Penn State pulled out a miracle win at Indiana earlier this month, but has struggled since. The Nittany Lions are the only team with a worse defense than Michigan and both Iowa and Nebraska shredded them to the tune of 1.2 points per possession.

12. Northwestern (.89 PPP, 1.04 Opp. PPP, –.15 Eff .Margin)

Northwestern was able to overachieve in January, but winning another game this season would be an accomplishment for the Wildcats. The numbers always said that Northwestern should be in the Big Ten cellar, and slowly but surely they continue to trend in that direction.

  • Tony DeMaria

    Just curious as to how a defense as poor as Michigan’s translates to the NCAA tournament. I’m assuming not good.

    • There are a lot of stats about how teams without a top 50 defense can never make the Final Four, but Michigan broke the mold for most of those stats last year. So, yes a bad defense isn’t a good thing. But, no it doesn’t mean making a tournament run is impossible.

      • Mattski

        Also, we’ve had a way of tightening up in the clutch the last few seasons, which could suggest that although less emphasis is based on D in practices, these guys are smart enough to take coaching instructions and apply them during timeouts. That’s my theory, anyway.

        • UMHoopsFan

          I have a couple theories about this. One is that our D is better in nonconf and tourney games because there’s a tighter whistle. We play without fouling and often aren’t taking advantage of being allowed to be more physical in B1G play. The converse is that some of the teams that play quite physically in league play sometimes struggle in the tourney — e.g., Wiscy, although this year they might be more like us in that regard and also better suited for a tournament run than in the past. Our Def Eff #s have plummeted during league play. The other is that it’s a bit of want-to. Although UM surely coaches D a ton, the emphasis of the team is offense. We tend to be good enough on O that we only need to be decent on D. This plays out particularly in games like PU at home. And when the O struggles, the D can collapse. In tourney games, this is less likely to happen. But it is playing with fire a bit.

  • UMHoopsFan

    I think OSU will be a smart pick to make a little noise in the tourney. They’re 2-3 against UM/MSU/Wiscy/Iowa and the loss @Neb isn’t looking so bad now. The home loss to PSU is the only real clunker.

  • AC1997

    As much as I love the metrics you’re using to judge performance, I wonder about efficiency over expectations. What I mean is that Michigan’s single plays are against the worst teams in the league. If Michigan had three more games against those teams would its defensive efficiency level out a little?

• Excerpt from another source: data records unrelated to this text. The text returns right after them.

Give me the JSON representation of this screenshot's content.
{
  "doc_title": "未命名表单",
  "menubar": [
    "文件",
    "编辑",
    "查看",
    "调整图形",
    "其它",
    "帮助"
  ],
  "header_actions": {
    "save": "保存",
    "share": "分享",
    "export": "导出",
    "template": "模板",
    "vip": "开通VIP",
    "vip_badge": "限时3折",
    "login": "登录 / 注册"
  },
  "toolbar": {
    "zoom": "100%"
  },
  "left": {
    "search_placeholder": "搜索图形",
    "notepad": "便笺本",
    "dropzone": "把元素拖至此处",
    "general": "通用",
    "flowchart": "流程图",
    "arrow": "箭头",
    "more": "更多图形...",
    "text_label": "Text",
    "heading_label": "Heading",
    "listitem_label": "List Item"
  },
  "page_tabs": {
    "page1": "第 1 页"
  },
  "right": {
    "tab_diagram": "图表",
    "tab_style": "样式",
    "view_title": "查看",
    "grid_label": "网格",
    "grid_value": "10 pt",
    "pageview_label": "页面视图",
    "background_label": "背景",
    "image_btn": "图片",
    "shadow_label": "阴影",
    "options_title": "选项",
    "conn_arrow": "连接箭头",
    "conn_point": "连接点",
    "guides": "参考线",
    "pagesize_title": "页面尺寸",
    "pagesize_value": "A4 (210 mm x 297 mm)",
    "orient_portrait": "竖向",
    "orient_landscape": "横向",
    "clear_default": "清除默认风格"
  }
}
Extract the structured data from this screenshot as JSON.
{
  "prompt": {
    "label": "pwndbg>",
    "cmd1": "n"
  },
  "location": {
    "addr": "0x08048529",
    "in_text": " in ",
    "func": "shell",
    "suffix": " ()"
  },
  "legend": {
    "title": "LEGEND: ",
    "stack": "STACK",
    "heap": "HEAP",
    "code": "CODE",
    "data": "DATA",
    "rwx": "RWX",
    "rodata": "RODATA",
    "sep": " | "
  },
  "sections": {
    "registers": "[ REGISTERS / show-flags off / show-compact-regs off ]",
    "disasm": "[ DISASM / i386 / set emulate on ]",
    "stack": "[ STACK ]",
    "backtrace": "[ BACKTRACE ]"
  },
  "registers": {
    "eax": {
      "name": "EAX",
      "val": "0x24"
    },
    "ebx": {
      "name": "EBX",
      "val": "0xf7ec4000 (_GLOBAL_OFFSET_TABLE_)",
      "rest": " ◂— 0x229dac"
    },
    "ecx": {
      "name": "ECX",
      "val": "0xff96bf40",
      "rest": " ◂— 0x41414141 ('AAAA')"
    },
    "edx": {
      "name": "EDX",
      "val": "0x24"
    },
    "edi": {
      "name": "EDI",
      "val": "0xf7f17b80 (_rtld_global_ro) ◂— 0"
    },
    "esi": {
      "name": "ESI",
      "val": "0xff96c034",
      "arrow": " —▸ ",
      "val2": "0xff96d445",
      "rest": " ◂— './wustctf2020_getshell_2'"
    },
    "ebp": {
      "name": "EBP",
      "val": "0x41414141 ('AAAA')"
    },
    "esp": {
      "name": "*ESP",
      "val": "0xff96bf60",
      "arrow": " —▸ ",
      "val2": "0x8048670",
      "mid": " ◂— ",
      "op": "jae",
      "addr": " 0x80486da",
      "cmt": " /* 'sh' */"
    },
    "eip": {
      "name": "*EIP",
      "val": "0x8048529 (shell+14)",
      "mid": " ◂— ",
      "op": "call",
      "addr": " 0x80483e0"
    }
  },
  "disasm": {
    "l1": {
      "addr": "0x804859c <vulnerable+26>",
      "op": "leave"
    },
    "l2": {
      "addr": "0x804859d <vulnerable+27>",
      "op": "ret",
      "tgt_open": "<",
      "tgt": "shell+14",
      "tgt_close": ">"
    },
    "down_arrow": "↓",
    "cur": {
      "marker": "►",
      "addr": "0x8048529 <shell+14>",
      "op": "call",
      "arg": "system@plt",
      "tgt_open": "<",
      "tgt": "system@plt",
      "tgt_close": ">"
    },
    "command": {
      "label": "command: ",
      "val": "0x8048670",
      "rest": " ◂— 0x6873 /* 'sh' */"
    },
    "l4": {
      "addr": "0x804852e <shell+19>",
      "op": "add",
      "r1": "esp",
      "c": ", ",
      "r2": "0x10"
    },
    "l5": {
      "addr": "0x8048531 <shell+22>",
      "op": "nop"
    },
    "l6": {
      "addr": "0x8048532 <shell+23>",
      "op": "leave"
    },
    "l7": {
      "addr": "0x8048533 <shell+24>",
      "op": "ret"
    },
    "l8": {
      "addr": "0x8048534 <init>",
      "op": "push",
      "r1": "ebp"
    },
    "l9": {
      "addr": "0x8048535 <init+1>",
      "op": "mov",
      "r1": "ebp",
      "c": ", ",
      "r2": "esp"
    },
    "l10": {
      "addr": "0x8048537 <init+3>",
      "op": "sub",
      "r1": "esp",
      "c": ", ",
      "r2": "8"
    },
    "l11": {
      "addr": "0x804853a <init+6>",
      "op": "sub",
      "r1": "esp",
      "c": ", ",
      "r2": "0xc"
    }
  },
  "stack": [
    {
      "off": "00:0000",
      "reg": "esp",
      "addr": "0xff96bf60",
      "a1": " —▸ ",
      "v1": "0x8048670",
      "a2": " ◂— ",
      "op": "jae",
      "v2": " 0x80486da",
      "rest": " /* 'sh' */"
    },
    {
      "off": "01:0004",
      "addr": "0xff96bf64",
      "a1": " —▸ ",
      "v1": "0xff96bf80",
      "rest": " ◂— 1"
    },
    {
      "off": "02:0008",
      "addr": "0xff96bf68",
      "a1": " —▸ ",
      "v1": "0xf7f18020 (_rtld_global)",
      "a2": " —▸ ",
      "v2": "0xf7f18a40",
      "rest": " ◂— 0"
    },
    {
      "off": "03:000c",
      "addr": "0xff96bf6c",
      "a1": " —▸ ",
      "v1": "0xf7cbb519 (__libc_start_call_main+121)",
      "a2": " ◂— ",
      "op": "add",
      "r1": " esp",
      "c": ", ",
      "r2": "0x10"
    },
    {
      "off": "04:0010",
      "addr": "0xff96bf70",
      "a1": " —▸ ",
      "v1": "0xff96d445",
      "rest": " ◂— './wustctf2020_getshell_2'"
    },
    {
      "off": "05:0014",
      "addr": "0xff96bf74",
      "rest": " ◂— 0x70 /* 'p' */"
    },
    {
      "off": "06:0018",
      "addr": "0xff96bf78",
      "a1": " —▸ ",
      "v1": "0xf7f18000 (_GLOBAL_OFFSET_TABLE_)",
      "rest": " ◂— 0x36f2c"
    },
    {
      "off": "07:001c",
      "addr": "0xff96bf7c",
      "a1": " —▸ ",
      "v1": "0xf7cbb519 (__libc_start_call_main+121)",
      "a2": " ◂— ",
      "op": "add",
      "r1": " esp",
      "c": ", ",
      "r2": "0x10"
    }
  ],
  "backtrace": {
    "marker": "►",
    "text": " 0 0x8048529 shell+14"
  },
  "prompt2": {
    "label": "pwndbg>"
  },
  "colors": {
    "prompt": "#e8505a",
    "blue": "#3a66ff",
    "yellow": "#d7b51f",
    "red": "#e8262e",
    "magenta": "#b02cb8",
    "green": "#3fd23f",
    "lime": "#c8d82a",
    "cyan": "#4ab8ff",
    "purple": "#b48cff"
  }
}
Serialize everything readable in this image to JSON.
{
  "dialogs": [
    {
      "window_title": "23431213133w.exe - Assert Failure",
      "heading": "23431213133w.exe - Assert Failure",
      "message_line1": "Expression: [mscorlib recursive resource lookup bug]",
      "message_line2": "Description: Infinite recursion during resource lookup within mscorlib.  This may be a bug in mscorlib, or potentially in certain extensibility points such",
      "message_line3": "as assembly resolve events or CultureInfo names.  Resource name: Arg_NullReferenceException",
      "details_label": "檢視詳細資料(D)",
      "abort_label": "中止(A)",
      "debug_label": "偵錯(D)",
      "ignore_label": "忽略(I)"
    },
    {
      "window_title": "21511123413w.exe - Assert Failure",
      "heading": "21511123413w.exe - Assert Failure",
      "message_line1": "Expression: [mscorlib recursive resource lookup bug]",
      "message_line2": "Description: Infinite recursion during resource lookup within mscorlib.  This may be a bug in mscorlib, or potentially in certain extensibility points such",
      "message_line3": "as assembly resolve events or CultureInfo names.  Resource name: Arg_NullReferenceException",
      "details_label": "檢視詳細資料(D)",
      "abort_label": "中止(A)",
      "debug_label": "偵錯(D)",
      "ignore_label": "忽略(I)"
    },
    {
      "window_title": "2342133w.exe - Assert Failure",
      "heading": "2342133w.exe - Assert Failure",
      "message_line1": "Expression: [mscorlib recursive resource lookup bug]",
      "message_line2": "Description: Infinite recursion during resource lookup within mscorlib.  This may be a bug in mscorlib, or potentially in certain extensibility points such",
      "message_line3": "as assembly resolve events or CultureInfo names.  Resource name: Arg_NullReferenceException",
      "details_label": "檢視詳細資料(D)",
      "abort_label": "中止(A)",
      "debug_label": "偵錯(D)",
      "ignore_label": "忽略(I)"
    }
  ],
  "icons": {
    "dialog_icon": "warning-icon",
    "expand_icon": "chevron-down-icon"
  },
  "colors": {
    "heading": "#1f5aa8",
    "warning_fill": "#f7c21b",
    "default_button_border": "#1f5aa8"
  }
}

Is Michigan’s number (admittedly hard to sugar coat) looking worse than it really is?

    Likewise, would their offense explode even more if we got to beat up on PSU, ILL, and NU again?

    • rlcBlue

      There’s that and then there’s also where we are in the season – 8 of our last 10 games have been against teams 2-6 in the conference. I have to hope our stats will look better after the next four games are in the books.

  • Mattski

    Looks like we’re facing numbers seven through ten in the B1G in our last four games. No letdowns, por favor!